As an example, Alaire's JRun version 2.3.3 worked just fine with JDK 1.2. However, when JRun was run with JDK 1.3, it broke due to a dependency on a functionality in java.util.StringTokenizer that changed between JDKs. JRun version 3 fixed the problem, but it shows a major deficiency in testing.
I have elsewhere defined Integration Unit Tests, but this covers the testing the interactions of "units" (or in Java terms, classes) which depend upon one another. The QA team's integration tests may occur too late in the development process, and the cost of fixing such bugs at that time may be very expensive. I have identified here an opportunity for unit tests that ensure that the developer has a correct understanding of what she's interfacing with, and that those units don't change their functionality over time. I call these tests "enemy unit tests".

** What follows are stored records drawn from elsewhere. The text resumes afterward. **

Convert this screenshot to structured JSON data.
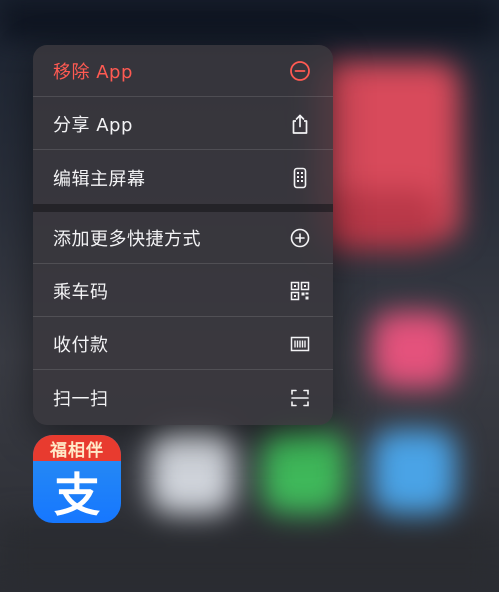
{
  "menu": {
    "items": [
      {
        "label": "移除 App",
        "icon": "minus-circle-icon",
        "danger": true
      },
      {
        "label": "分享 App",
        "icon": "share-icon"
      },
      {
        "label": "编辑主屏幕",
        "icon": "phone-icon"
      },
      {
        "label": "添加更多快捷方式",
        "icon": "plus-circle-icon"
      },
      {
        "label": "乘车码",
        "icon": "qr-code-icon"
      },
      {
        "label": "收付款",
        "icon": "barcode-icon"
      },
      {
        "label": "扫一扫",
        "icon": "scan-icon"
      }
    ]
  },
  "app": {
    "banner": "福相伴",
    "glyph": "支"
  },
  "colors": {
    "danger": "#ff5a52",
    "app_blue": "#1677ff",
    "banner_red": "#e83b2f"
  }
}
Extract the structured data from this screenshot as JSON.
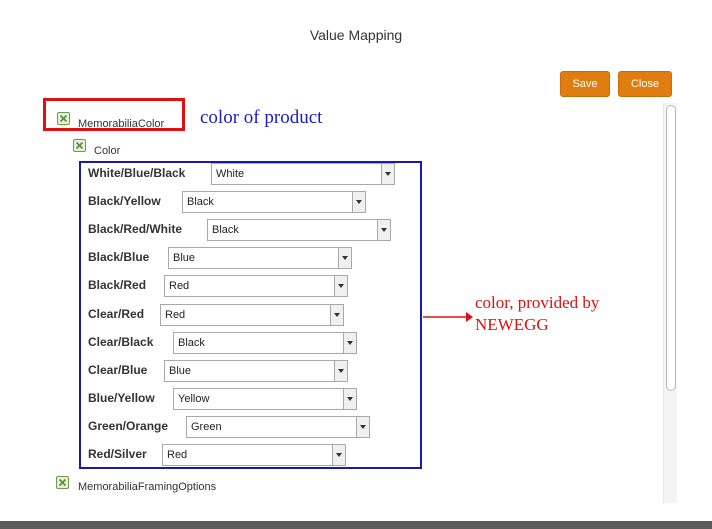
{
  "dialog": {
    "title": "Value Mapping"
  },
  "buttons": {
    "save": "Save",
    "close": "Close"
  },
  "tree": {
    "root": "MemorabiliaColor",
    "child": "Color",
    "next_root": "MemorabiliaFramingOptions"
  },
  "annotations": {
    "product_color": "color of product",
    "provided_color": "color, provided by NEWEGG"
  },
  "mappings": [
    {
      "source": "White/Blue/Black",
      "target": "White"
    },
    {
      "source": "Black/Yellow",
      "target": "Black"
    },
    {
      "source": "Black/Red/White",
      "target": "Black"
    },
    {
      "source": "Black/Blue",
      "target": "Blue"
    },
    {
      "source": "Black/Red",
      "target": "Red"
    },
    {
      "source": "Clear/Red",
      "target": "Red"
    },
    {
      "source": "Clear/Black",
      "target": "Black"
    },
    {
      "source": "Clear/Blue",
      "target": "Blue"
    },
    {
      "source": "Blue/Yellow",
      "target": "Yellow"
    },
    {
      "source": "Green/Orange",
      "target": "Green"
    },
    {
      "source": "Red/Silver",
      "target": "Red"
    }
  ],
  "colors": {
    "button": "#e07d10",
    "highlight_red": "#e01010",
    "highlight_blue": "#1a1aa5",
    "annotation_blue": "#1a1acc",
    "annotation_red": "#dd1111"
  }
}
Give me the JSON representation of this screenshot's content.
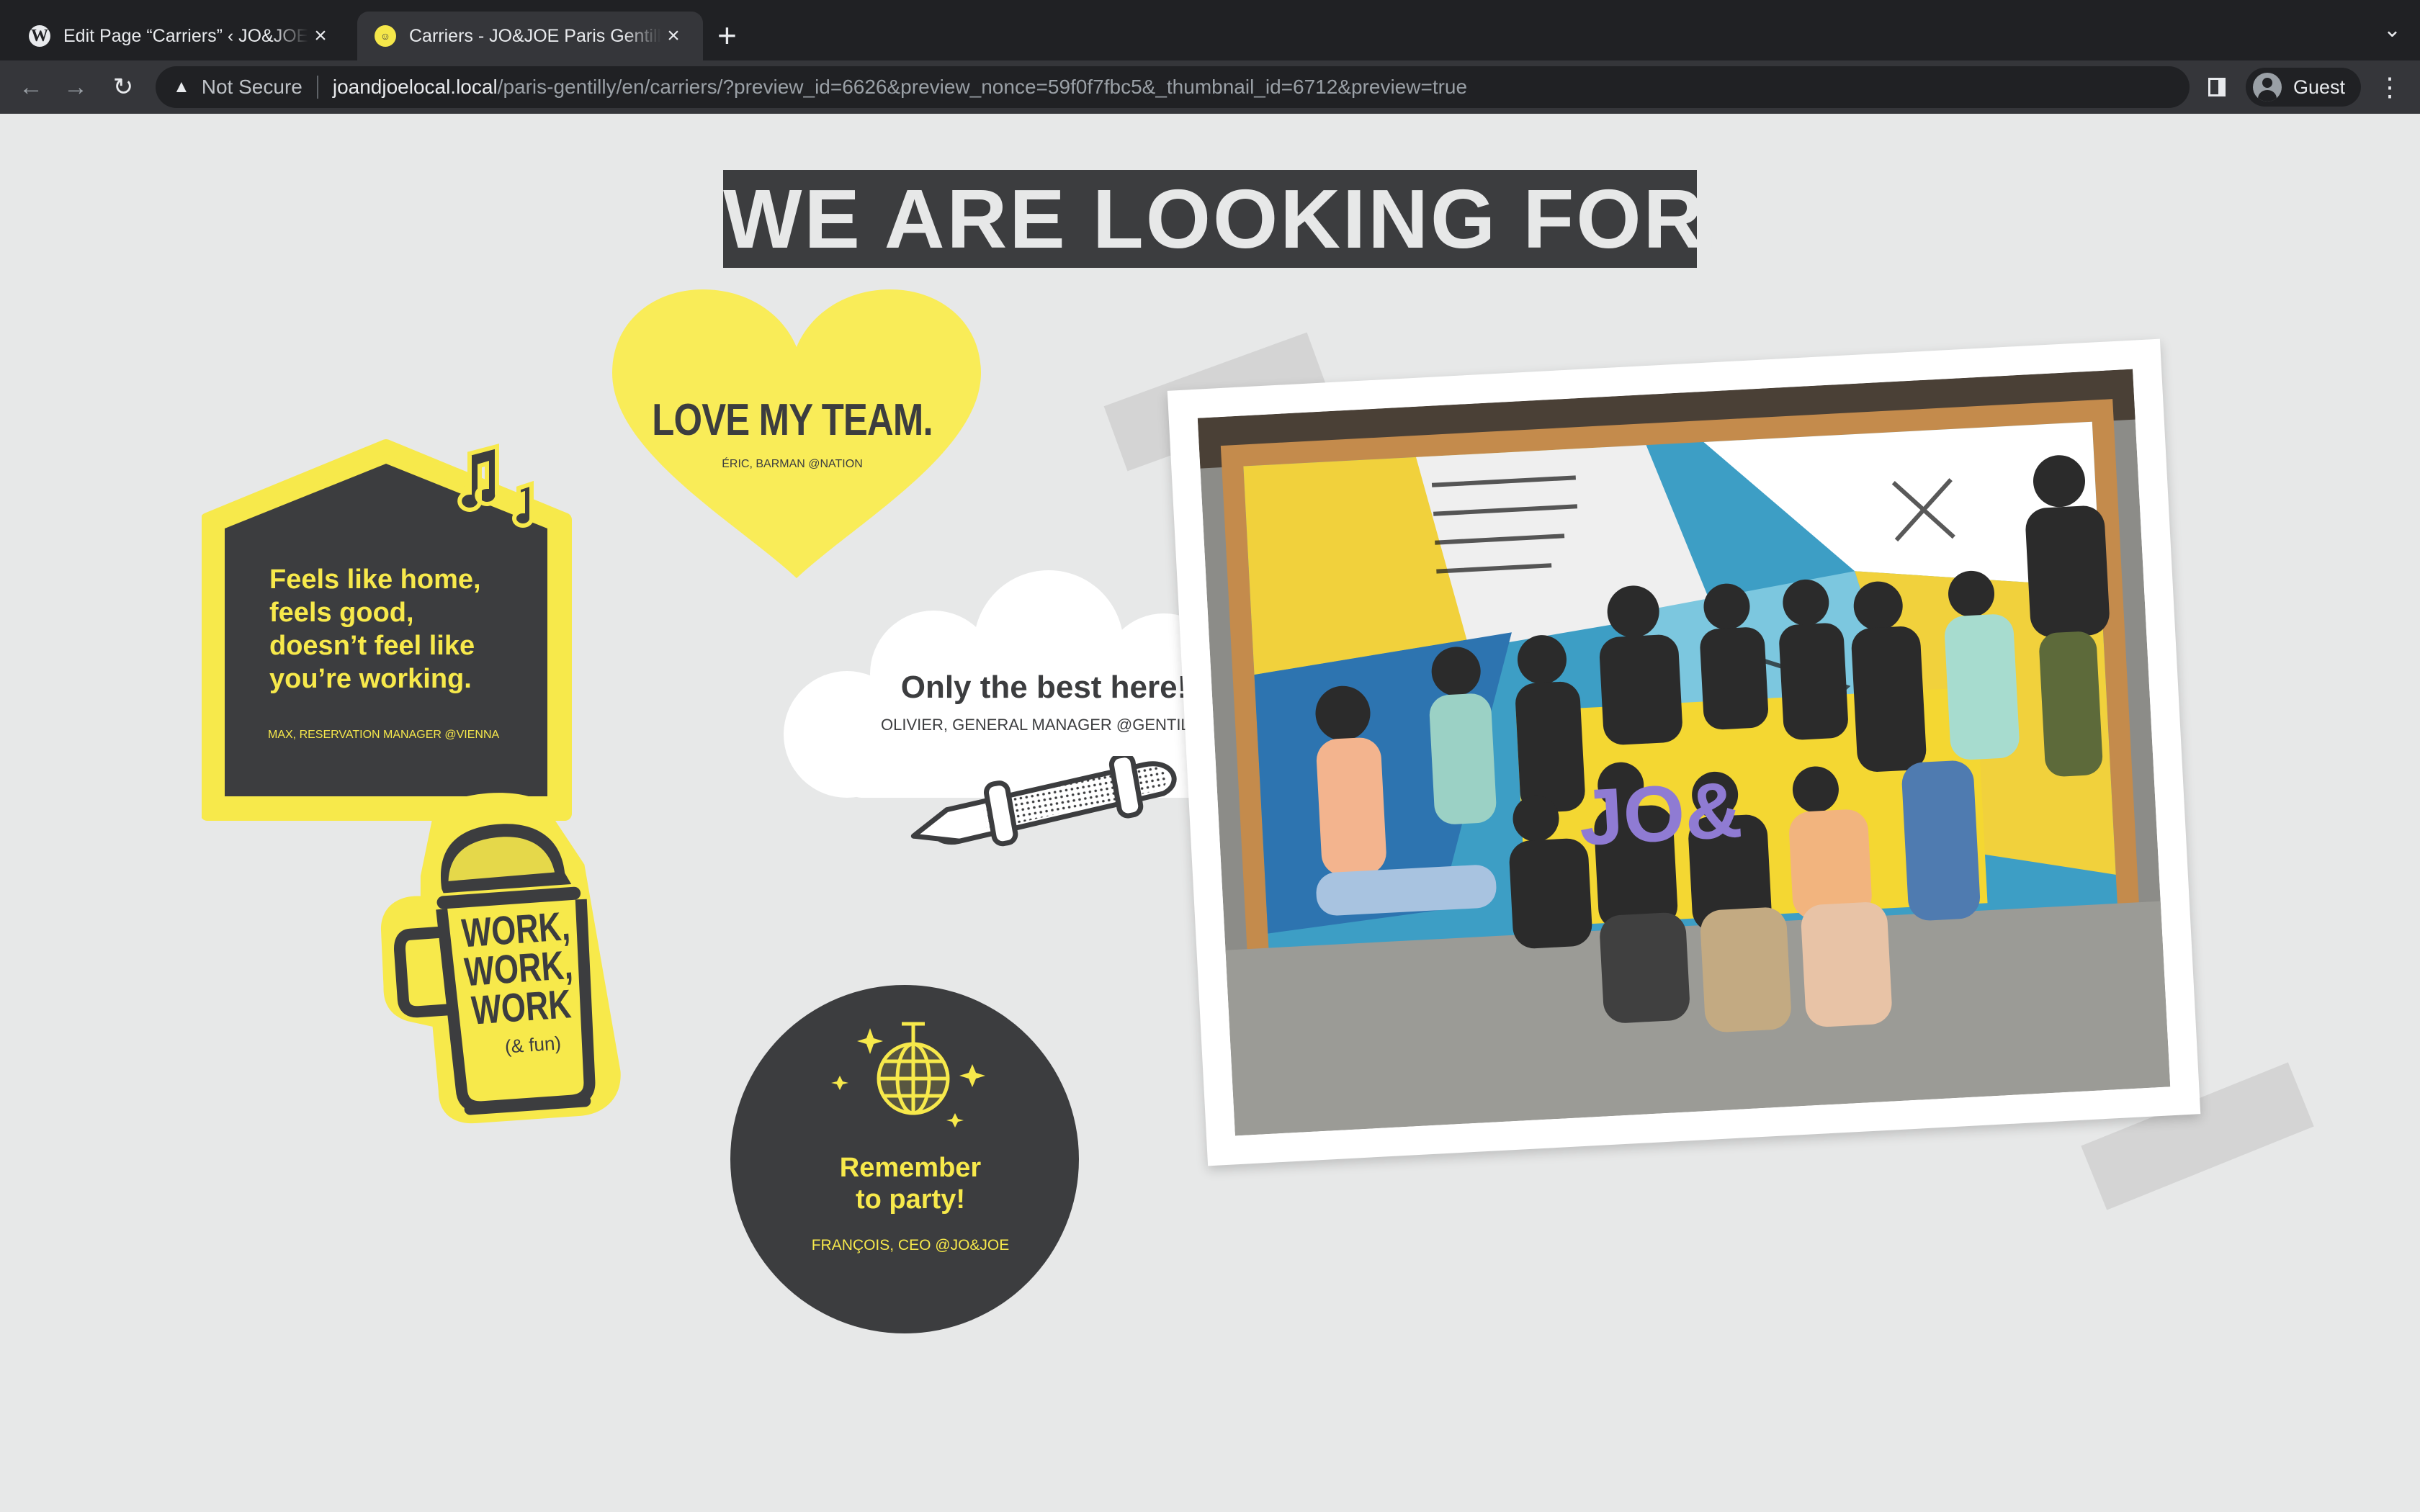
{
  "browser": {
    "tabs": [
      {
        "title": "Edit Page “Carriers” ‹ JO&JOE — WordPress",
        "favicon": "wordpress-icon",
        "active": false
      },
      {
        "title": "Carriers - JO&JOE Paris Gentilly",
        "favicon": "joandjoe-icon",
        "active": true
      }
    ],
    "new_tab": "+",
    "security_label": "Not Secure",
    "url_host": "joandjoelocal.local",
    "url_path": "/paris-gentilly/en/carriers/?preview_id=6626&preview_nonce=59f0f7fbc5&_thumbnail_id=6712&preview=true",
    "profile_name": "Guest"
  },
  "page": {
    "headline": "WE ARE LOOKING FOR...",
    "stickers": {
      "house": {
        "text_lines": [
          "Feels like home,",
          "feels good,",
          "doesn’t feel like",
          "you’re working."
        ],
        "caption": "MAX, RESERVATION MANAGER @VIENNA"
      },
      "heart": {
        "title": "LOVE MY TEAM.",
        "caption": "ÉRIC,  BARMAN @NATION"
      },
      "cloud": {
        "title": "Only the best here!",
        "caption": "OLIVIER, GENERAL MANAGER @GENTILLY"
      },
      "mug": {
        "lines": [
          "WORK,",
          "WORK,",
          "WORK"
        ],
        "fun": "(& fun)"
      },
      "party": {
        "title_lines": [
          "Remember",
          "to party!"
        ],
        "caption": "FRANÇOIS, CEO @JO&JOE"
      }
    },
    "photo": {
      "description": "team-photo",
      "banner_text": "JO&"
    }
  },
  "colors": {
    "yellow": "#f7e94b",
    "dark": "#3c3d3f",
    "background": "#e7e8e8"
  }
}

"Enemy" unit tests? I haven't really heard from research groups any kind of reference to tests that lie in this muddled-land. However, texts such as [BG99] imply that in object-oriented programs, the logic of the design moves from the functions to the structure of the objects. In a way, these tests could be considered a kind of integration tests, sometimes referred to as dependency tests. I find it more useful to call them enemy tests, since it brings across the idea that these dependent units aren't dependable, unless we assert that they can be relied upon.
One Man's Trash Is Another Man's Enemy Unit Test
What about the dependent unit's unit tests? If we assume (or assert) that the dependent unit has sufficient unit tests, then why do enemy tests?
For one thing, EUTs are a good place to experiment with an unknown API. A common developer's activity is to code directly for the API in the project source, and write unit tests to ensure that the project code is doing the right thing. I have found it easier to write "throw-away" Java classes to test out an API, to make sure that I know what I'm doing before actually codifying the project. EUTs are a good place to put this experimental code. Later, you can build on these tests to robustly ensure that what you expect from an API actually occurs.